The average assessed value of a single-family house will increase from $142,500 to $165,298, county officials said. Based on the current tax rate of 92 cents per $100 of assessed value, the average annual tax on houses would rise by $209, from $1,311 to $1,520.

The increase in Arlington assessments presages announcements of significant rises in assessments in other parts of Northern Virginia in the next few weeks, according to officials.

Fairfax assessments will not be issued until mid-March, "but if you said a 12 to 15 percent rise, you wouldn't be far off," said County Executive J. Hamilton Lambert.

"There is no question in my mind that housing prices in the metropolitan area are going {up} at a rate never before experienced," said Lambert.

A Prince William County official predicted about a 12 percent increase in assessments. "When prices go up in Fairfax, people come out here, but that drives prices up here," said Lurty C. Houff Jr., assistant manager of assessments for Prince William, which is southwest of Fairfax.

Officials attribute the rise in house sale prices to relatively low and steady interest rates, fewer single-family houses coming onto the market, the overall economic growth of the Washington area, and changes this year in the federal tax law, which retains the deduction for interest on mortgages but reduces deductions for many other types of interest.

"People tell us an investment in a house is one of the best investments they can make," said Thomas L. Rice, director of real estate assessments for Arlington.

Residential sales in Northern Virginia were down by 11 percent last year compared with 1986, but the average price rose by 17 percent, according to the Northern Virginia Board of Realtors.

Arlington officials could not say whether the tax rate would be reduced to offset some of the increase in taxes attributable to the increase in assessments.

"It will be no greater than the present rate and probably lower, but I can't predict or guarantee that at this stage," said County Board Chairman John G. Milliken.

The county is facing a tight budget year as federal and state aid continues to decline, said Milliken.

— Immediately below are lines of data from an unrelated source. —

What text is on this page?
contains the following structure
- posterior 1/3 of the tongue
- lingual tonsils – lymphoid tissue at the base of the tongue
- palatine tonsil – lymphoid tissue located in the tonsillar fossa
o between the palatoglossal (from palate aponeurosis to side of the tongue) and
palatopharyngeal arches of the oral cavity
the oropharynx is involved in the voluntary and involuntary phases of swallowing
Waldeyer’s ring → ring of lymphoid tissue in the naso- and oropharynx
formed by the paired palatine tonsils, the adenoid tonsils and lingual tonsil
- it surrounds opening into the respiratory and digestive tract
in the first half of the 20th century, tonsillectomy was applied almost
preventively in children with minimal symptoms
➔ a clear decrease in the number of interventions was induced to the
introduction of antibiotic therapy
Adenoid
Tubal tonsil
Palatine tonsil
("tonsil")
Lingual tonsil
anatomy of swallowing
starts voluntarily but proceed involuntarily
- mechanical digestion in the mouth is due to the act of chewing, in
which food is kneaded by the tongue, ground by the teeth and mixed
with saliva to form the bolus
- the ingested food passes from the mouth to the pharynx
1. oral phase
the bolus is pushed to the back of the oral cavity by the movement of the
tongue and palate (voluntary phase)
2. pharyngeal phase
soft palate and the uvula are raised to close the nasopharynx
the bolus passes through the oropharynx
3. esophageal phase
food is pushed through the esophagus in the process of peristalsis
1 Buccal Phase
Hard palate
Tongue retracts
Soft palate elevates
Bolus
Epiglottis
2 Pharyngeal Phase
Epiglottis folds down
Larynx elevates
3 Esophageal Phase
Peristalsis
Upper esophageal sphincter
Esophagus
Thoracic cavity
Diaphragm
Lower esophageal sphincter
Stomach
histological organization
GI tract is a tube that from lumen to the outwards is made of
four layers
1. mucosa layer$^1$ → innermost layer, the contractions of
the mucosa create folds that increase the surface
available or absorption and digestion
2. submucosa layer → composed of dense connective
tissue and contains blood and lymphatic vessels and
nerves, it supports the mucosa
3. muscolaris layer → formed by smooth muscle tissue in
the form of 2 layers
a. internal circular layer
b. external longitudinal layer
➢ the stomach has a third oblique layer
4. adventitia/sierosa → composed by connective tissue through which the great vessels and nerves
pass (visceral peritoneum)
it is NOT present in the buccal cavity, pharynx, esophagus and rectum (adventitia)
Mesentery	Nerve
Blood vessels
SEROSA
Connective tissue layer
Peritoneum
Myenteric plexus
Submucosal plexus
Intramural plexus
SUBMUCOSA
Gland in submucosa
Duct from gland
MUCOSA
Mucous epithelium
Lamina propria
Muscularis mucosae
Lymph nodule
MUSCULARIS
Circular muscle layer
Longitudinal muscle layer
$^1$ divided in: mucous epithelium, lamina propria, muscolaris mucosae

The board will hold a public hearing on the fiscal 1989 budget on March 15 and set the real estate tax rate on March 19.

If the rate is unchanged, the new assessments mean that the county will receive $2.3 million more than had been estimated for the $342.6 million budget proposed for 1989, said county Budget Director Mark B. Jinks.

The overall assessed value of commercial and residential real estate in Arlington, including new construction, increased by 14 percent, from $11.45 billion to $13.2 billion.

The average assessment on condominiums will increase by 9 percent, from $89,890 to $97,780, a rise attributed to the conversion of more than 700 apartment units to condominiums. Apartment units will increase by 7 percent in assessed value.

Commercial property assessments will increase by 15 percent, with new construction accounting for almost one-third of the rise.

Out of 11 areas in the county, the section with the greatest increase in single-family house assessments is north of Arlington National Cemetery and south of Lorcom Lane and Spout Run Parkway, said a county official.

Average assessments in that area rose by 21 percent, from $137,601 to $166,722.

The section with the lowest increase is south of Columbia Pike on the western edge of the county, where the average increase was 8.7 percent, from $96,272 to $104,620.

In the rest of the Washington area, the rise in real estate assessments has varied.

In Montgomery and Prince George's counties, real estate is appraised every three years. One third of each county is assessed each year.

In Montgomery, assessments issued in December rose 28 percent for the three-year period, an average increase of close to 10 percent a year, said George M. Andrews, assistant supervisor of assessments.

In Prince George's, assessments issued in December rose by about 15 percent for a three-year period.

Officials in the District would not predict whether assessments would rise when notices are issued at the end of this month.

According to the Washington D.C. Association of Realtors, the number of residential sales in the District rose by 12 percent last year.

The average sales price of a single-family house rose by about 4 percent; the average sales price of a condominium decreased by about 4 percent.